In 2011, unit prices were nine per cent higher as there was increased competition to secure sufficient product to feed the export market. This, combined with the surge in volumes, helped the value of EU beef exports to exceed €930 million.

As well as higher exports of beef, shipments of live cattle from the EU were also considerably higher than in 2010. Overall numbers were up by nearly a third at just over 800,000 head. Turkey took over 250,000 head of cattle compared with 54,000 head in 2010.

In contrast, EU Member States imported nine per cent less beef in 2011 as supplies from some South American and African countries declined. The largest exporter of beef to the EU, Brazil, recorded a modest increase in shipments compared to the year before. However the other two largest importers, Argentina and Uruguay recorded declines of 11 and 18 per cent respectively. These were partly offset by increased volumes sourced from the US, Australia and New Zealand as they sought to gain wider access to the high value European market.
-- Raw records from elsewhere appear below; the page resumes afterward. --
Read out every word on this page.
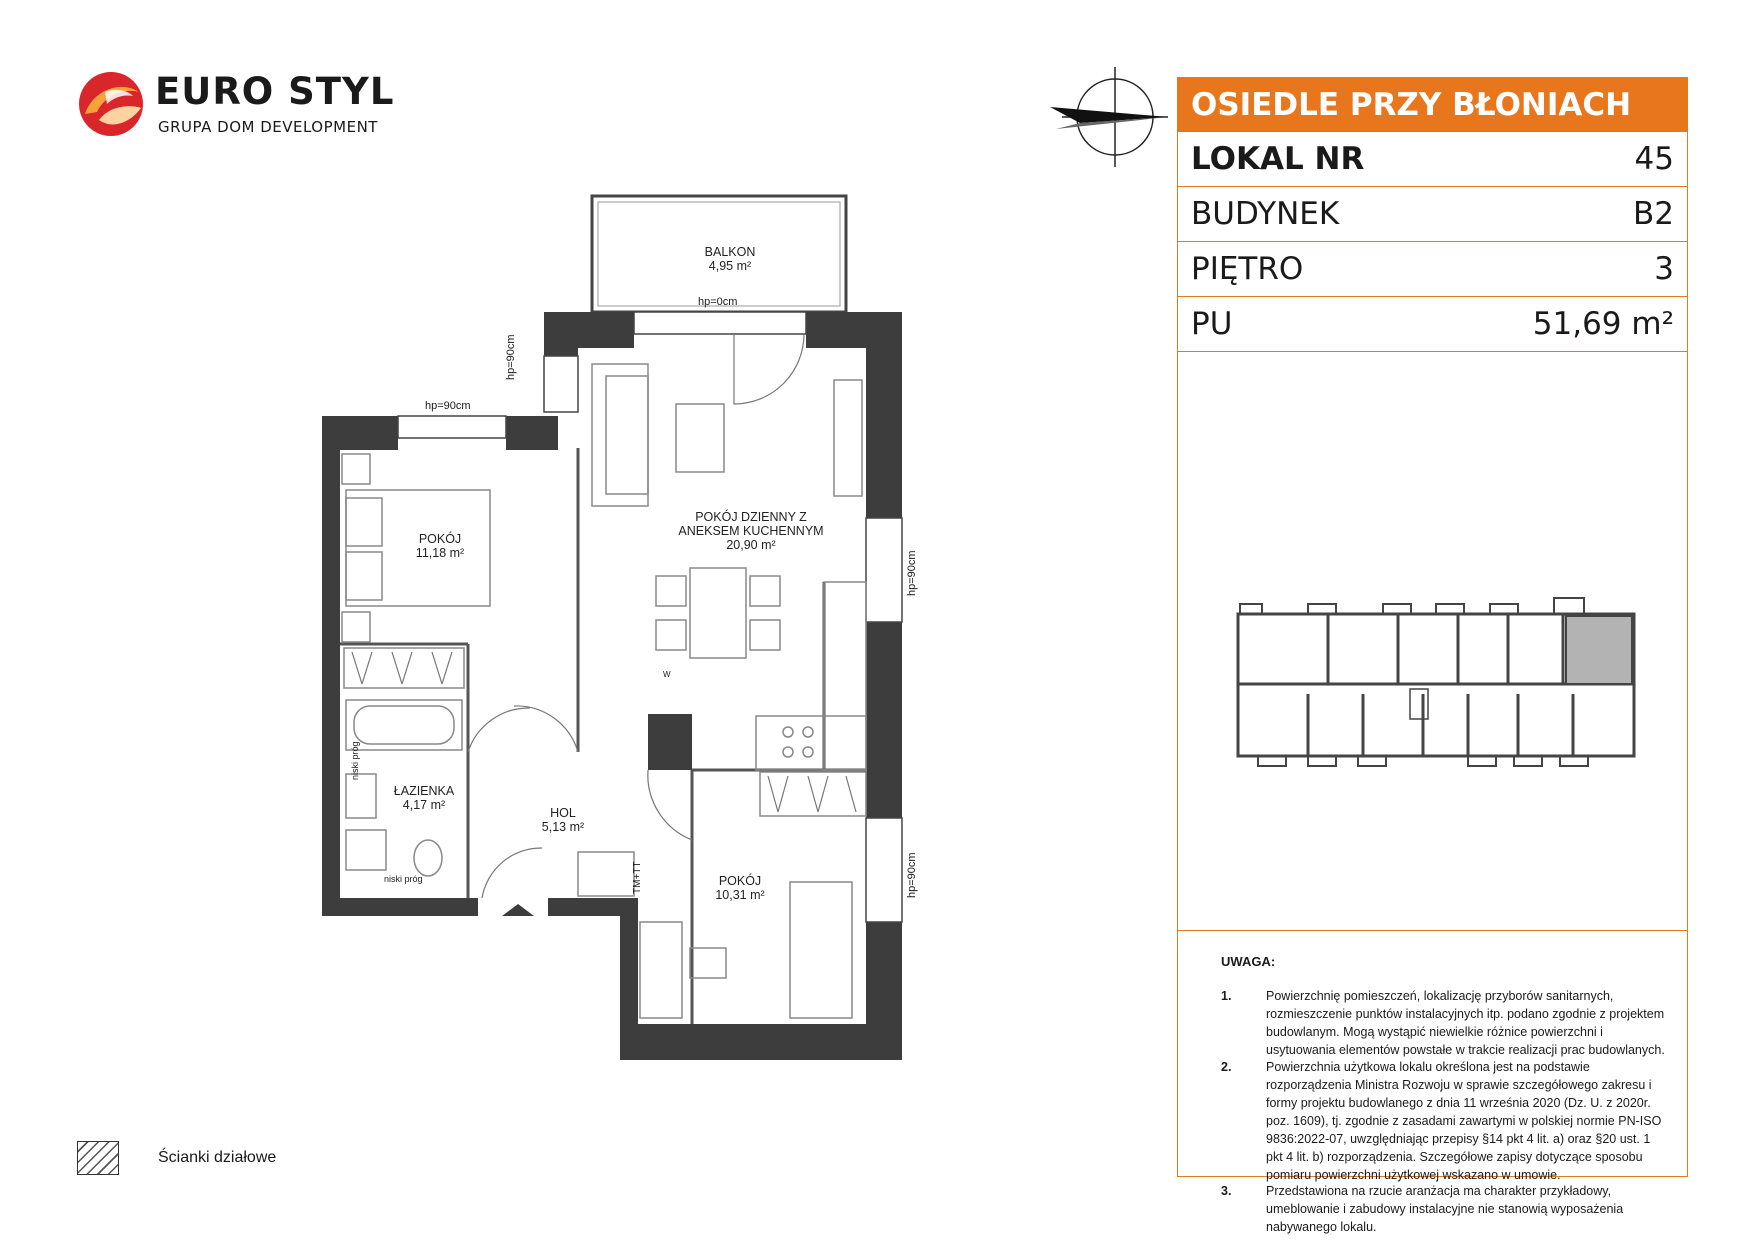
EURO STYL
GRUPA DOM DEVELOPMENT
BALKON
4,95 m²
POKÓJ DZIENNY Z
ANEKSEM KUCHENNYM
20,90 m²
POKÓJ
11,18 m²
ŁAZIENKA
4,17 m²
HOL
5,13 m²
POKÓJ
10,31 m²
hp=0cm
hp=90cm
hp=90cm
hp=90cm
hp=90cm
niski próg
niski próg	TM+TT
W
OSIEDLE PRZY BŁONIACH
LOKAL NR	45
BUDYNEK	B2
PIĘTRO	3
PU	51,69 m²
UWAGA:
1.	Powierzchnię pomieszczeń, lokalizację przyborów sanitarnych, rozmieszczenie punktów instalacyjnych itp. podano zgodnie z projektem budowlanym. Mogą wystąpić niewielkie różnice powierzchni i usytuowania elementów powstałe w trakcie realizacji prac budowlanych.
2.	Powierzchnia użytkowa lokalu określona jest na podstawie rozporządzenia Ministra Rozwoju w sprawie szczegółowego zakresu i formy projektu budowlanego z dnia 11 września 2020 (Dz. U. z 2020r. poz. 1609), tj. zgodnie z zasadami zawartymi w polskiej normie PN-ISO 9836:2022-07, uwzględniając przepisy §14 pkt 4 lit. a) oraz §20 ust. 1 pkt 4 lit. b) rozporządzenia. Szczegółowe zapisy dotyczące sposobu pomiaru powierzchni użytkowej wskazano w umowie.
3.	Przedstawiona na rzucie aranżacja ma charakter przykładowy, umeblowanie i zabudowy instalacyjne nie stanowią wyposażenia nabywanego lokalu.
Ścianki działowe
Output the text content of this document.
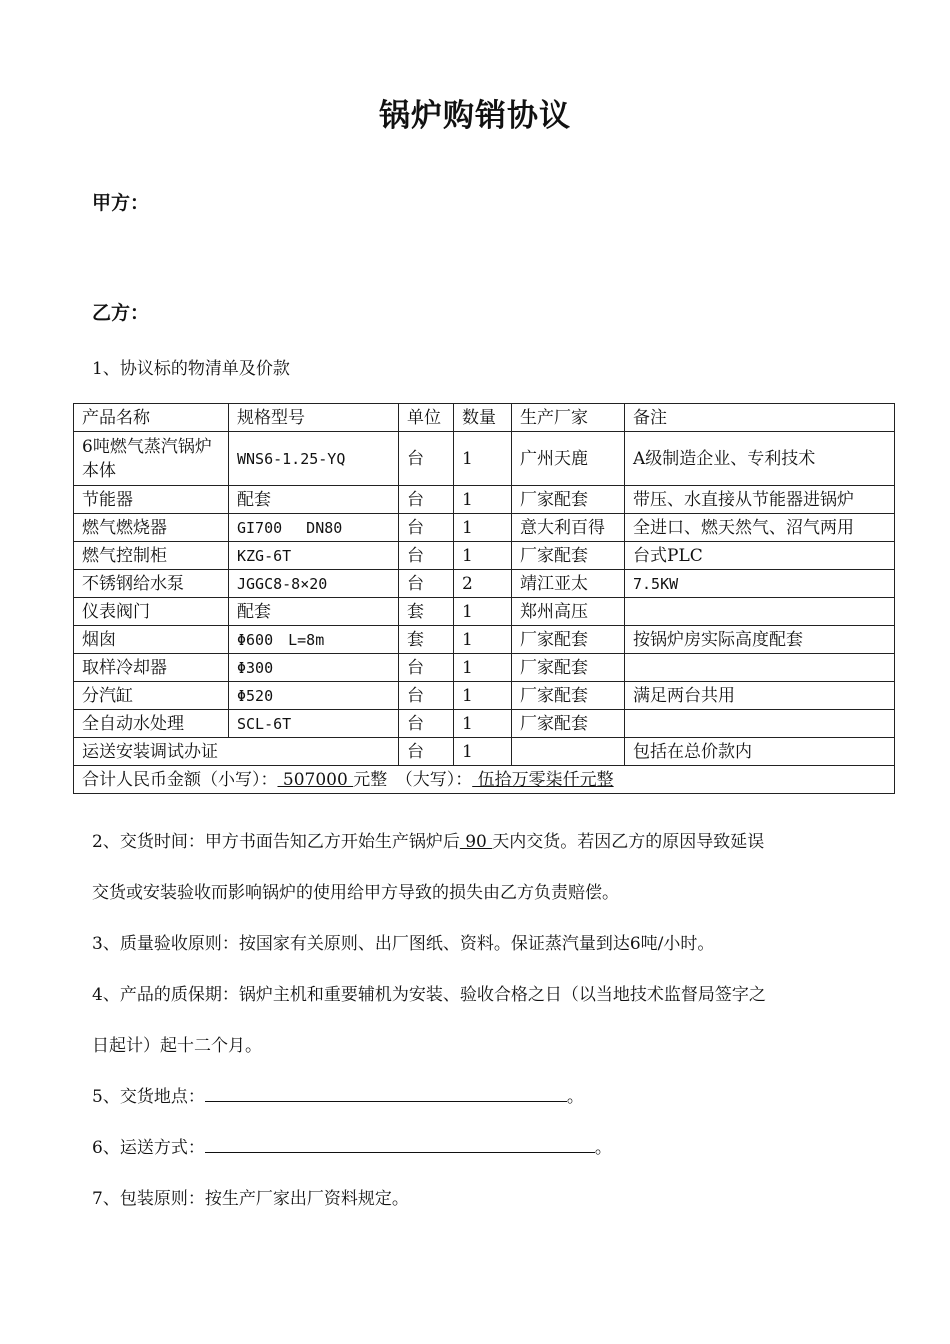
锅炉购销协议
甲方：
乙方：
1、协议标的物清单及价款
产品名称	规格型号	单位	数量	生产厂家	备注
6吨燃气蒸汽锅炉本体	WNS6-1.25-YQ	台	1	广州天鹿	A级制造企业、专利技术
节能器	配套	台	1	厂家配套	带压、水直接从节能器进锅炉
燃气燃烧器	GI700　 DN80	台	1	意大利百得	全进口、燃天然气、沼气两用
燃气控制柜	KZG-6T	台	1	厂家配套	台式PLC
不锈钢给水泵	JGGC8-8×20	台	2	靖江亚太	7.5KW
仪表阀门	配套	套	1	郑州高压	
烟囱	Φ600　L=8m	套	1	厂家配套	按锅炉房实际高度配套
取样冷却器	Φ300	台	1	厂家配套	
分汽缸	Φ520	台	1	厂家配套	满足两台共用
全自动水处理	SCL-6T	台	1	厂家配套	
运送安装调试办证		台	1		包括在总价款内
合计人民币金额（小写）： 507000 元整　（大写）： 伍拾万零柒仟元整					
2、交货时间：甲方书面告知乙方开始生产锅炉后 90 天内交货。若因乙方的原因导致延误
交货或安装验收而影响锅炉的使用给甲方导致的损失由乙方负责赔偿。
3、质量验收原则：按国家有关原则、出厂图纸、资料。保证蒸汽量到达6吨/小时。
4、产品的质保期：锅炉主机和重要辅机为安装、验收合格之日（以当地技术监督局签字之
日起计）起十二个月。
5、交货地点：	。
6、运送方式：	。
7、包装原则：按生产厂家出厂资料规定。
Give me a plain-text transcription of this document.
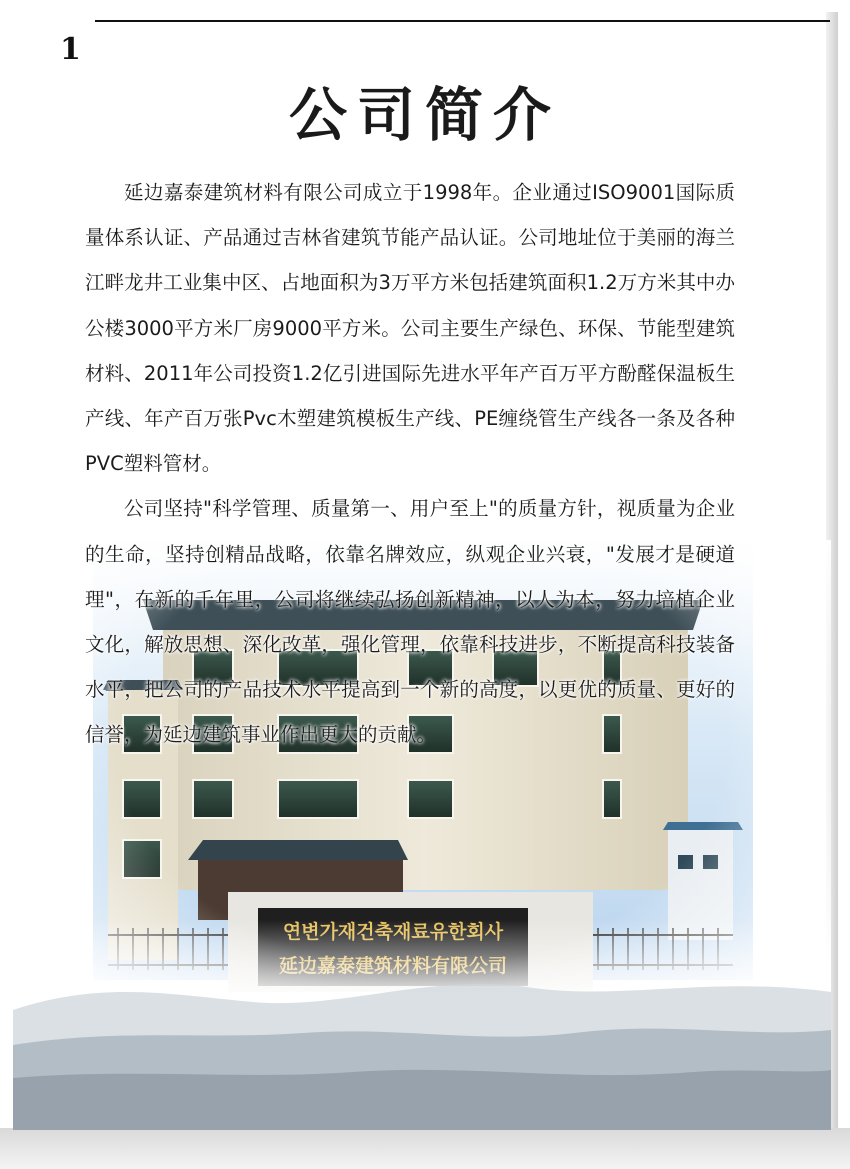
1
公司简介

延边嘉泰建筑材料有限公司成立于1998年。企业通过ISO9001国际质量体系认证、产品通过吉林省建筑节能产品认证。公司地址位于美丽的海兰江畔龙井工业集中区、占地面积为3万平方米包括建筑面积1.2万方米其中办公楼3000平方米厂房9000平方米。公司主要生产绿色、环保、节能型建筑材料、2011年公司投资1.2亿引进国际先进水平年产百万平方酚醛保温板生产线、年产百万张Pvc木塑建筑模板生产线、PE缠绕管生产线各一条及各种PVC塑料管材。

公司坚持"科学管理、质量第一、用户至上"的质量方针，视质量为企业的生命，坚持创精品战略，依靠名牌效应，纵观企业兴衰，"发展才是硬道理"，在新的千年里，公司将继续弘扬创新精神，以人为本，努力培植企业文化，解放思想、深化改革，强化管理，依靠科技进步，不断提高科技装备水平，把公司的产品技术水平提高到一个新的高度，以更优的质量、更好的信誉，为延边建筑事业作出更大的贡献。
The recent announcement by the EU Parliament approving an increase in the volume of hormone-free beef exempt from tax may result in increased shipments from the US later in 2012.

With increased competition for limited global beef supplies, unit values for beef imported into the EU were up 23 per cent year on year. As a result, the total value of imports increased by 11 per cent to €1.45 billion, despite the decline in volumes.